Anxiety is not cured with a simple medication, or a quick visit to the doctor’s office. It is a continuous battle, but it is absolutely something that can get better. One of the best things for anxiety is exposure therapy. Exposure therapy is the convention that through repeated exposure to situations that make us anxious, we can learn that negative results do not occur. Through some event or events we have learned that certain situations lead to negative consequences (I use the term “negative consequences” with full knowledge that this oftentimes understates reality). However, when we are continually exposed to situations that make us anxious (like walking across campus or speaking in front of a class) and no negative consequences result, our brains can be retrained to understand that there is not a need to be anxious.
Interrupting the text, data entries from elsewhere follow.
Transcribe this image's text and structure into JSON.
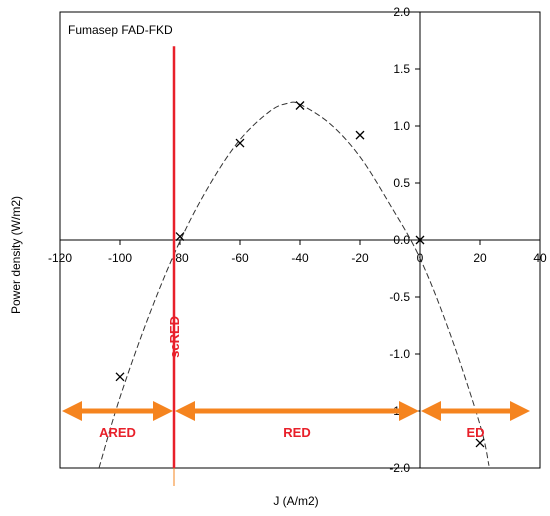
{
  "chart_data": {
    "type": "scatter",
    "title": "Fumasep FAD-FKD",
    "xlabel": "J (A/m2)",
    "ylabel": "Power density (W/m2)",
    "xlim": [
      -120,
      40
    ],
    "ylim": [
      -2.0,
      2.0
    ],
    "x_ticks": [
      "-120",
      "-100",
      "-80",
      "-60",
      "-40",
      "-20",
      "0",
      "20",
      "40"
    ],
    "y_ticks": [
      "2.0",
      "1.5",
      "1.0",
      "0.5",
      "0.0",
      "-0.5",
      "-1.0",
      "-1.5",
      "-2.0"
    ],
    "grid": false,
    "series": [
      {
        "values_xy": [
          [
            -100,
            -1.2
          ],
          [
            -80,
            0.03
          ],
          [
            -60,
            0.85
          ],
          [
            -40,
            1.18
          ],
          [
            -20,
            0.92
          ],
          [
            0,
            0.0
          ],
          [
            20,
            -1.78
          ]
        ]
      }
    ],
    "fit_curve": {
      "style": "dashed",
      "x": [
        -107,
        -100,
        -90,
        -80,
        -70,
        -60,
        -50,
        -44,
        -40,
        -30,
        -20,
        -10,
        0,
        10,
        20,
        23
      ],
      "y": [
        -2.0,
        -1.38,
        -0.64,
        -0.01,
        0.49,
        0.88,
        1.13,
        1.2,
        1.19,
        1.02,
        0.73,
        0.31,
        -0.16,
        -0.82,
        -1.62,
        -1.98
      ]
    },
    "vertical_line": {
      "x": -82,
      "label": "scRED",
      "color": "#e8202a"
    },
    "regions": [
      {
        "label": "ARED",
        "from": -120,
        "to": -82
      },
      {
        "label": "RED",
        "from": -82,
        "to": 0
      },
      {
        "label": "ED",
        "from": 0,
        "to": 40
      }
    ],
    "region_arrow_y": -1.5,
    "colors": {
      "arrow": "#f5841f",
      "label": "#e8202a",
      "marker": "#000000"
    }
  }
}
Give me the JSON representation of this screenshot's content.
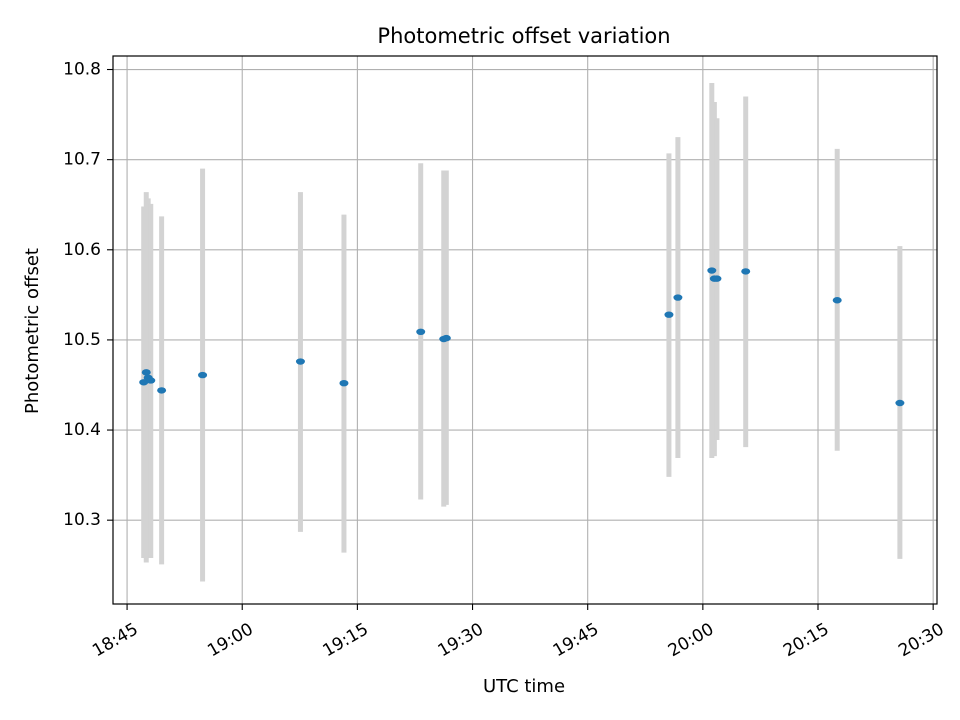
{
  "chart_data": {
    "type": "scatter",
    "title": "Photometric offset variation",
    "xlabel": "UTC time",
    "ylabel": "Photometric offset",
    "grid": true,
    "x_tick_labels": [
      "18:45",
      "19:00",
      "19:15",
      "19:30",
      "19:45",
      "20:00",
      "20:15",
      "20:30"
    ],
    "y_tick_labels": [
      "10.3",
      "10.4",
      "10.5",
      "10.6",
      "10.7",
      "10.8"
    ],
    "x_ticks": [
      "18:45",
      "19:00",
      "19:15",
      "19:30",
      "19:45",
      "20:00",
      "20:15",
      "20:30"
    ],
    "y_ticks": [
      10.3,
      10.4,
      10.5,
      10.6,
      10.7,
      10.8
    ],
    "xlim": [
      "18:43:10",
      "20:30:30"
    ],
    "ylim": [
      10.207,
      10.815
    ],
    "colors": {
      "points": "#1f77b4",
      "errorbars": "#d3d3d3",
      "grid": "#b0b0b0"
    },
    "series": [
      {
        "points": [
          {
            "x": "18:47:10",
            "y": 10.453,
            "low": 10.258,
            "high": 10.648
          },
          {
            "x": "18:47:30",
            "y": 10.464,
            "low": 10.253,
            "high": 10.664
          },
          {
            "x": "18:47:45",
            "y": 10.458,
            "low": 10.258,
            "high": 10.657
          },
          {
            "x": "18:48:05",
            "y": 10.455,
            "low": 10.258,
            "high": 10.651
          },
          {
            "x": "18:49:30",
            "y": 10.444,
            "low": 10.251,
            "high": 10.637
          },
          {
            "x": "18:54:50",
            "y": 10.461,
            "low": 10.232,
            "high": 10.69
          },
          {
            "x": "19:07:35",
            "y": 10.476,
            "low": 10.287,
            "high": 10.664
          },
          {
            "x": "19:13:15",
            "y": 10.452,
            "low": 10.264,
            "high": 10.639
          },
          {
            "x": "19:23:15",
            "y": 10.509,
            "low": 10.323,
            "high": 10.696
          },
          {
            "x": "19:26:15",
            "y": 10.501,
            "low": 10.315,
            "high": 10.688
          },
          {
            "x": "19:26:35",
            "y": 10.502,
            "low": 10.317,
            "high": 10.688
          },
          {
            "x": "19:55:35",
            "y": 10.528,
            "low": 10.348,
            "high": 10.707
          },
          {
            "x": "19:56:45",
            "y": 10.547,
            "low": 10.369,
            "high": 10.725
          },
          {
            "x": "20:01:10",
            "y": 10.577,
            "low": 10.369,
            "high": 10.785
          },
          {
            "x": "20:01:30",
            "y": 10.568,
            "low": 10.371,
            "high": 10.764
          },
          {
            "x": "20:01:50",
            "y": 10.568,
            "low": 10.389,
            "high": 10.746
          },
          {
            "x": "20:05:35",
            "y": 10.576,
            "low": 10.381,
            "high": 10.77
          },
          {
            "x": "20:17:30",
            "y": 10.544,
            "low": 10.377,
            "high": 10.712
          },
          {
            "x": "20:25:40",
            "y": 10.43,
            "low": 10.257,
            "high": 10.604
          }
        ]
      }
    ]
  }
}
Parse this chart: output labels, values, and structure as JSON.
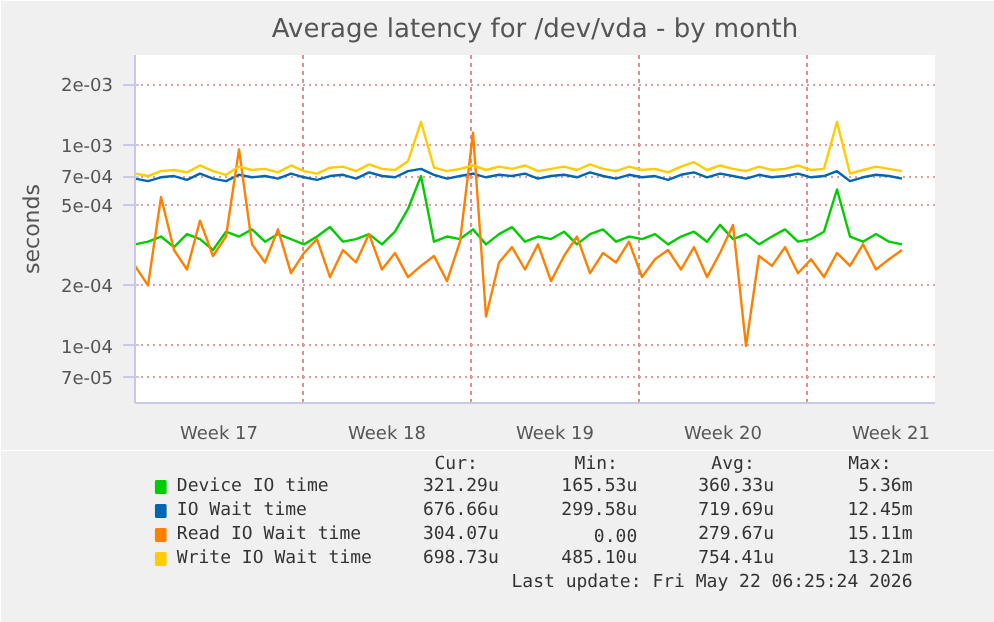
{
  "chart_data": {
    "type": "line",
    "title": "Average latency for /dev/vda - by month",
    "ylabel": "seconds",
    "log": "y",
    "grid": true,
    "legend": "bottom",
    "marker": "none",
    "line_style": "solid",
    "xlim": [
      "2026-04-20",
      "2026-05-23T08:00"
    ],
    "ylim": [
      5.2e-05,
      0.0028
    ],
    "xticks": [
      {
        "value": "2026-04-23T12:00",
        "label": "Week 17"
      },
      {
        "value": "2026-04-27",
        "label": null
      },
      {
        "value": "2026-04-30T12:00",
        "label": "Week 18"
      },
      {
        "value": "2026-05-04",
        "label": null
      },
      {
        "value": "2026-05-07T12:00",
        "label": "Week 19"
      },
      {
        "value": "2026-05-11",
        "label": null
      },
      {
        "value": "2026-05-14T12:00",
        "label": "Week 20"
      },
      {
        "value": "2026-05-18",
        "label": null
      },
      {
        "value": "2026-05-21T12:00",
        "label": "Week 21"
      }
    ],
    "yticks": [
      {
        "value": 7e-05,
        "label": "7e-05"
      },
      {
        "value": 0.0001,
        "label": "1e-04"
      },
      {
        "value": 0.0002,
        "label": "2e-04"
      },
      {
        "value": 0.0005,
        "label": "5e-04"
      },
      {
        "value": 0.0007,
        "label": "7e-04"
      },
      {
        "value": 0.001,
        "label": "1e-03"
      },
      {
        "value": 0.002,
        "label": "2e-03"
      }
    ],
    "x": [
      "2026-04-20T00:00",
      "2026-04-20T13:00",
      "2026-04-21T02:00",
      "2026-04-21T15:00",
      "2026-04-22T04:00",
      "2026-04-22T17:00",
      "2026-04-23T06:00",
      "2026-04-23T19:00",
      "2026-04-24T08:00",
      "2026-04-24T21:00",
      "2026-04-25T10:00",
      "2026-04-25T23:00",
      "2026-04-26T12:00",
      "2026-04-27T01:00",
      "2026-04-27T14:00",
      "2026-04-28T03:00",
      "2026-04-28T16:00",
      "2026-04-29T05:00",
      "2026-04-29T18:00",
      "2026-04-30T07:00",
      "2026-04-30T20:00",
      "2026-05-01T09:00",
      "2026-05-01T22:00",
      "2026-05-02T11:00",
      "2026-05-03T00:00",
      "2026-05-03T13:00",
      "2026-05-04T02:00",
      "2026-05-04T15:00",
      "2026-05-05T04:00",
      "2026-05-05T17:00",
      "2026-05-06T06:00",
      "2026-05-06T19:00",
      "2026-05-07T08:00",
      "2026-05-07T21:00",
      "2026-05-08T10:00",
      "2026-05-08T23:00",
      "2026-05-09T12:00",
      "2026-05-10T01:00",
      "2026-05-10T14:00",
      "2026-05-11T03:00",
      "2026-05-11T16:00",
      "2026-05-12T05:00",
      "2026-05-12T18:00",
      "2026-05-13T07:00",
      "2026-05-13T20:00",
      "2026-05-14T09:00",
      "2026-05-14T22:00",
      "2026-05-15T11:00",
      "2026-05-16T00:00",
      "2026-05-16T13:00",
      "2026-05-17T02:00",
      "2026-05-17T15:00",
      "2026-05-18T04:00",
      "2026-05-18T17:00",
      "2026-05-19T06:00",
      "2026-05-19T19:00",
      "2026-05-20T08:00",
      "2026-05-20T21:00",
      "2026-05-21T10:00",
      "2026-05-21T23:00"
    ],
    "series": [
      {
        "name": "Device IO time",
        "color": "#00cc00",
        "values": [
          0.00032,
          0.00033,
          0.00035,
          0.00031,
          0.00036,
          0.00034,
          0.0003,
          0.00037,
          0.00035,
          0.00038,
          0.00033,
          0.00036,
          0.00034,
          0.00032,
          0.00035,
          0.00039,
          0.00033,
          0.00034,
          0.00036,
          0.00032,
          0.00037,
          0.00048,
          0.0007,
          0.00033,
          0.00035,
          0.00034,
          0.00038,
          0.00032,
          0.00036,
          0.00039,
          0.00033,
          0.00035,
          0.00034,
          0.00037,
          0.00032,
          0.00036,
          0.00038,
          0.00033,
          0.00035,
          0.00034,
          0.00036,
          0.00032,
          0.00035,
          0.00037,
          0.00033,
          0.0004,
          0.00034,
          0.00036,
          0.00032,
          0.00035,
          0.00038,
          0.00033,
          0.00034,
          0.00037,
          0.0006,
          0.00035,
          0.00033,
          0.00036,
          0.00033,
          0.00032
        ]
      },
      {
        "name": "IO Wait time",
        "color": "#0066b3",
        "values": [
          0.00068,
          0.00066,
          0.00069,
          0.0007,
          0.00067,
          0.00072,
          0.00068,
          0.00066,
          0.00071,
          0.00069,
          0.0007,
          0.00068,
          0.00072,
          0.00069,
          0.00067,
          0.0007,
          0.00071,
          0.00068,
          0.00073,
          0.0007,
          0.00069,
          0.00074,
          0.00076,
          0.00071,
          0.00068,
          0.0007,
          0.00072,
          0.00069,
          0.00071,
          0.0007,
          0.00072,
          0.00068,
          0.0007,
          0.00071,
          0.00069,
          0.00073,
          0.0007,
          0.00068,
          0.00071,
          0.00069,
          0.0007,
          0.00067,
          0.00071,
          0.00073,
          0.00069,
          0.00072,
          0.0007,
          0.00068,
          0.00071,
          0.00069,
          0.0007,
          0.00072,
          0.00069,
          0.0007,
          0.00074,
          0.00066,
          0.00069,
          0.00071,
          0.0007,
          0.00068
        ]
      },
      {
        "name": "Read IO Wait time",
        "color": "#ff8000",
        "values": [
          0.00025,
          0.0002,
          0.00055,
          0.0003,
          0.00024,
          0.00042,
          0.00028,
          0.00035,
          0.00095,
          0.00032,
          0.00026,
          0.00038,
          0.00023,
          0.00029,
          0.00034,
          0.00022,
          0.0003,
          0.00026,
          0.00036,
          0.00024,
          0.00029,
          0.00022,
          0.00025,
          0.00028,
          0.00021,
          0.00033,
          0.00115,
          0.00014,
          0.00026,
          0.00031,
          0.00024,
          0.00032,
          0.00021,
          0.00028,
          0.00035,
          0.00023,
          0.00029,
          0.00026,
          0.00033,
          0.00022,
          0.00027,
          0.0003,
          0.00024,
          0.00031,
          0.00022,
          0.00029,
          0.0004,
          0.0001,
          0.00028,
          0.00025,
          0.00031,
          0.00023,
          0.00027,
          0.00022,
          0.00029,
          0.00025,
          0.00032,
          0.00024,
          0.00027,
          0.0003
        ]
      },
      {
        "name": "Write IO Wait time",
        "color": "#ffcc00",
        "values": [
          0.00072,
          0.0007,
          0.00074,
          0.00075,
          0.00073,
          0.00079,
          0.00074,
          0.00071,
          0.00078,
          0.00075,
          0.00076,
          0.00073,
          0.00079,
          0.00074,
          0.00072,
          0.00077,
          0.00078,
          0.00074,
          0.0008,
          0.00076,
          0.00075,
          0.00083,
          0.0013,
          0.00077,
          0.00074,
          0.00076,
          0.00079,
          0.00075,
          0.00078,
          0.00076,
          0.00079,
          0.00074,
          0.00076,
          0.00078,
          0.00075,
          0.0008,
          0.00076,
          0.00074,
          0.00078,
          0.00075,
          0.00076,
          0.00073,
          0.00078,
          0.00082,
          0.00075,
          0.00079,
          0.00076,
          0.00074,
          0.00078,
          0.00075,
          0.00076,
          0.00079,
          0.00075,
          0.00076,
          0.0013,
          0.00072,
          0.00075,
          0.00078,
          0.00076,
          0.00074
        ]
      }
    ],
    "annotations": [
      "Cur:",
      "Min:",
      "Avg:",
      "Max:",
      "321.29u",
      "165.53u",
      "360.33u",
      "5.36m",
      "676.66u",
      "299.58u",
      "719.69u",
      "12.45m",
      "304.07u",
      "0.00",
      "279.67u",
      "15.11m",
      "698.73u",
      "485.10u",
      "754.41u",
      "13.21m",
      "Last update: Fri May 22 06:25:24 2026"
    ]
  }
}
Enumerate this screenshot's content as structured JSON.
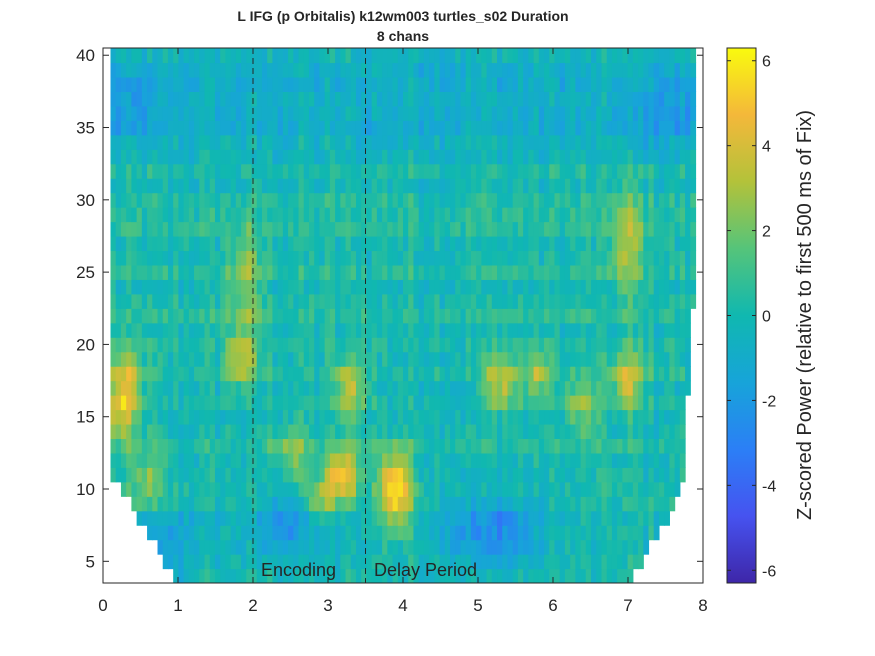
{
  "chart_data": {
    "type": "heatmap",
    "title": "L IFG (p Orbitalis) k12wm003 turtles_s02 Duration",
    "subtitle": "8 chans",
    "xlabel": "",
    "ylabel": "",
    "xlim": [
      0,
      8
    ],
    "ylim": [
      3.5,
      40.5
    ],
    "x_ticks": [
      "0",
      "1",
      "2",
      "3",
      "4",
      "5",
      "6",
      "7",
      "8"
    ],
    "y_ticks": [
      "5",
      "10",
      "15",
      "20",
      "25",
      "30",
      "35",
      "40"
    ],
    "x_tick_values": [
      0,
      1,
      2,
      3,
      4,
      5,
      6,
      7,
      8
    ],
    "y_tick_values": [
      5,
      10,
      15,
      20,
      25,
      30,
      35,
      40
    ],
    "frequencies_start": 4,
    "frequencies_end": 40,
    "time_start": 0.1,
    "time_end": 7.9,
    "colorbar": {
      "label": "Z-scored Power (relative to first 500 ms of Fix)",
      "range": [
        -6.3,
        6.3
      ],
      "ticks": [
        "6",
        "4",
        "2",
        "0",
        "-2",
        "-4",
        "-6"
      ],
      "tick_values": [
        6,
        4,
        2,
        0,
        -2,
        -4,
        -6
      ],
      "colormap": "parula"
    },
    "event_lines": [
      {
        "x": 2.0,
        "style": "dashed"
      },
      {
        "x": 3.5,
        "style": "dashed"
      }
    ],
    "annotations": [
      {
        "text": "Encoding",
        "x": 2.1,
        "y": 4.3
      },
      {
        "text": "Delay Period",
        "x": 3.6,
        "y": 4.3
      }
    ],
    "hotspots": [
      {
        "t": 0.25,
        "f": 15.5,
        "z": 4.2
      },
      {
        "t": 0.3,
        "f": 18.0,
        "z": 3.0
      },
      {
        "t": 1.85,
        "f": 19.0,
        "z": 3.5
      },
      {
        "t": 1.9,
        "f": 24.5,
        "z": 2.5
      },
      {
        "t": 3.3,
        "f": 17.0,
        "z": 3.5
      },
      {
        "t": 3.2,
        "f": 11.0,
        "z": 4.8
      },
      {
        "t": 3.9,
        "f": 11.0,
        "z": 4.0
      },
      {
        "t": 3.9,
        "f": 9.0,
        "z": 3.5
      },
      {
        "t": 2.9,
        "f": 9.0,
        "z": 3.0
      },
      {
        "t": 5.3,
        "f": 17.5,
        "z": 3.8
      },
      {
        "t": 5.8,
        "f": 18.0,
        "z": 2.8
      },
      {
        "t": 7.0,
        "f": 17.5,
        "z": 3.8
      },
      {
        "t": 7.0,
        "f": 27.0,
        "z": 3.0
      },
      {
        "t": 2.5,
        "f": 12.5,
        "z": 2.5
      },
      {
        "t": 6.4,
        "f": 16.0,
        "z": 2.5
      },
      {
        "t": 0.6,
        "f": 10.5,
        "z": 2.2
      }
    ],
    "coldspots": [
      {
        "t": 5.2,
        "f": 7.2,
        "z": -2.6
      },
      {
        "t": 2.6,
        "f": 7.5,
        "z": -2.2
      },
      {
        "t": 0.7,
        "f": 6.0,
        "z": -1.8
      },
      {
        "t": 0.3,
        "f": 37.0,
        "z": -1.4
      },
      {
        "t": 7.6,
        "f": 36.0,
        "z": -1.2
      }
    ]
  }
}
The exposure therapy convention shows us that there is a very real way to beat anxiety; the downfall, though, is that the process can be long and exhausting. Continued resilience in attending classes and doing the things that make you anxious can lead to decreased anxiety.

Dealing with Depression

Depression is a truly difficult obstacle to overcome but, like anxiety, it is completely possible. Depression can lead to anxiety, hopelessness, and even the desire to stop trying. This can cause not only strain in relationships, but also in school and work. One important way to deal with depression is to talk about it. Writing is a great tactic for those of us who may not have someone to talk to. Another important thing to keep in mind is to not overload yourself. Check out my article titled Work Hard, Play Hard to read about some of the benefits of down time.

Have a plan. Try to figure out what it is you want to do with your degree. If you don’t know what kind of job you want then think about what field you want to get into. We can also work to find something that we love to do. I love writing; besides my job as a writer for G.I. Jobs, I write poetry with a veterans poetry charity. Hobbies are incredibly important.

Dealing with PTS

Post-traumatic stress is a scary and difficult thing to deal with. It can manifest itself as anxiety, depression, and other things. Dealing with PTS is very difficult alone, so we recommend you connect with friends, fellow veterans, professors, or classmates. It is important to remember that PTS is a NATURAL response for people who have been in traumatic situations. Asking for help does not mean we are weak. Asking for help means we are human.

Who Should I Approach?

Finding the right people to approach about these obstacles can be difficult. Check out our article on recognizing personality types. I find it helpful to have several people to talk to, all with different opinions and backgrounds. This sometimes makes it difficult when I get conflicting opinions and advice, but it allows me to see my situation from a multitude of different points of view and make decisions from there.